Também é certo que o cômputo do período em gozo de benefício por incapacidade somente é possível se, após a cessação do benefício, o segurado voltar a recolher contribuição previdenciária; antes disso (recolhimento de contribuição) o período não pode ser computado.
Resta definir se a contribuição sucessiva determina ou produz efeito na aplicação das regras de implementação dos requisitos da aposentadoria, ou, se apenas possibilita a contagem do tempo de serviço sem interferir nos efeitos que normalmente lhe são próprios.
É entendimento assente na doutrina e na jurisprudência que o tempo de serviço é disciplinado pela lei vigente à época em que efetivamente prestado e integra, como direito autônomo, o patrimônio jurídico do trabalhador. A configuração da relação de emprego (via ação trabalhista), a prova do tempo de serviço, o registro do tempo no CNIS ou mesmo a respectiva indenização não interferem nos efeitos do tempo de serviço no cômputo geral do tempo de contribuição para a implementação desse requisito, ou seja, os efeitos do tempo de serviço sempre são retroativos à data em que prestado, mesmo que outros requisitos para seu cômputo só se verifiquem posteriormente.
O mesmo raciocínio deve ser aplicado no caso específico dos autos, em relação ao aproveitamento da contagem como tempo de serviço do período em gozo de benefício por incapacidade intercalado com contribuições na aplicação das regras de transição da EC 103/2019.
(...)
Ora, uma vez vertida contribuição sucessiva, a contagem como tempo de serviço do anterior período em gozo de benefício por incapacidade também precedido de contribuição está incorporada ao patrimônio do segurado para todos os efeitos, inclusive para a aplicação das referidas regras de transição. Aliás, quando o STF, em repercussão geral, assegurou a contagem desse tempo ficto, não fez qualquer ressalva quanto aos seus efeitos ou quanto à sua irretroatividade para a aplicação da regra mais favorável ao benefício previdenciário que a considere.

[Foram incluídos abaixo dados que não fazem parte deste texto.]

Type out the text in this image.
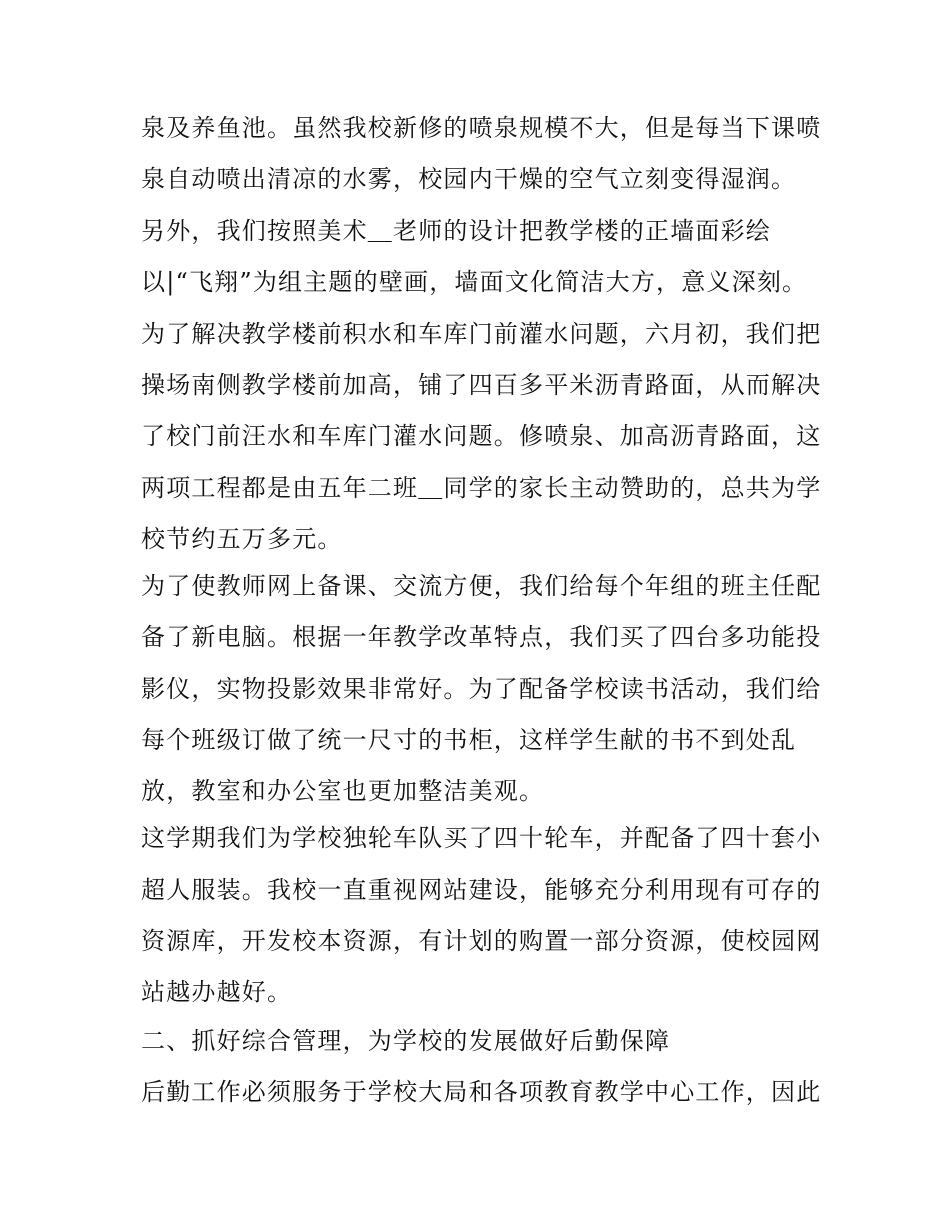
泉及养鱼池。虽然我校新修的喷泉规模不大，但是每当下课喷
泉自动喷出清凉的水雾，校园内干燥的空气立刻变得湿润。
另外，我们按照美术＿老师的设计把教学楼的正墙面彩绘
以|“飞翔”为组主题的壁画，墙面文化简洁大方，意义深刻。
为了解决教学楼前积水和车库门前灌水问题，六月初，我们把
操场南侧教学楼前加高，铺了四百多平米沥青路面，从而解决
了校门前汪水和车库门灌水问题。修喷泉、加高沥青路面，这
两项工程都是由五年二班＿同学的家长主动赞助的，总共为学
校节约五万多元。
为了使教师网上备课、交流方便，我们给每个年组的班主任配
备了新电脑。根据一年教学改革特点，我们买了四台多功能投
影仪，实物投影效果非常好。为了配备学校读书活动，我们给
每个班级订做了统一尺寸的书柜，这样学生献的书不到处乱
放，教室和办公室也更加整洁美观。
这学期我们为学校独轮车队买了四十轮车，并配备了四十套小
超人服装。我校一直重视网站建设，能够充分利用现有可存的
资源库，开发校本资源，有计划的购置一部分资源，使校园网
站越办越好。
二、抓好综合管理，为学校的发展做好后勤保障
后勤工作必须服务于学校大局和各项教育教学中心工作，因此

Assim, a contribuição posterior a EC 103/2019 só interfere nos efeitos financeiros do benefício que a considere para a contagem de período em gozo de benefício por incapacidade intercalado com contribuições, não interferindo nos efeitos desse tempo de serviço sobre a definição das regras de implementação dos requisitos de benefício que inclua contagem de tempo de serviço/contribuição.
Cabe propor, portanto, a uniformização do entendimento de que é possível o cômputo do período em gozo de benefício por incapacidade para fins de reconhecimento de direito adquirido anterior à EC 103/2019 e de cálculo dos pedágios das regras de transição da EC 103/2019, ainda que as contribuições posteriores somente tenham sido vertidas após a vigência da EC 103/2019, desde que na DER os períodos intercalados de contribuição já se verificassem.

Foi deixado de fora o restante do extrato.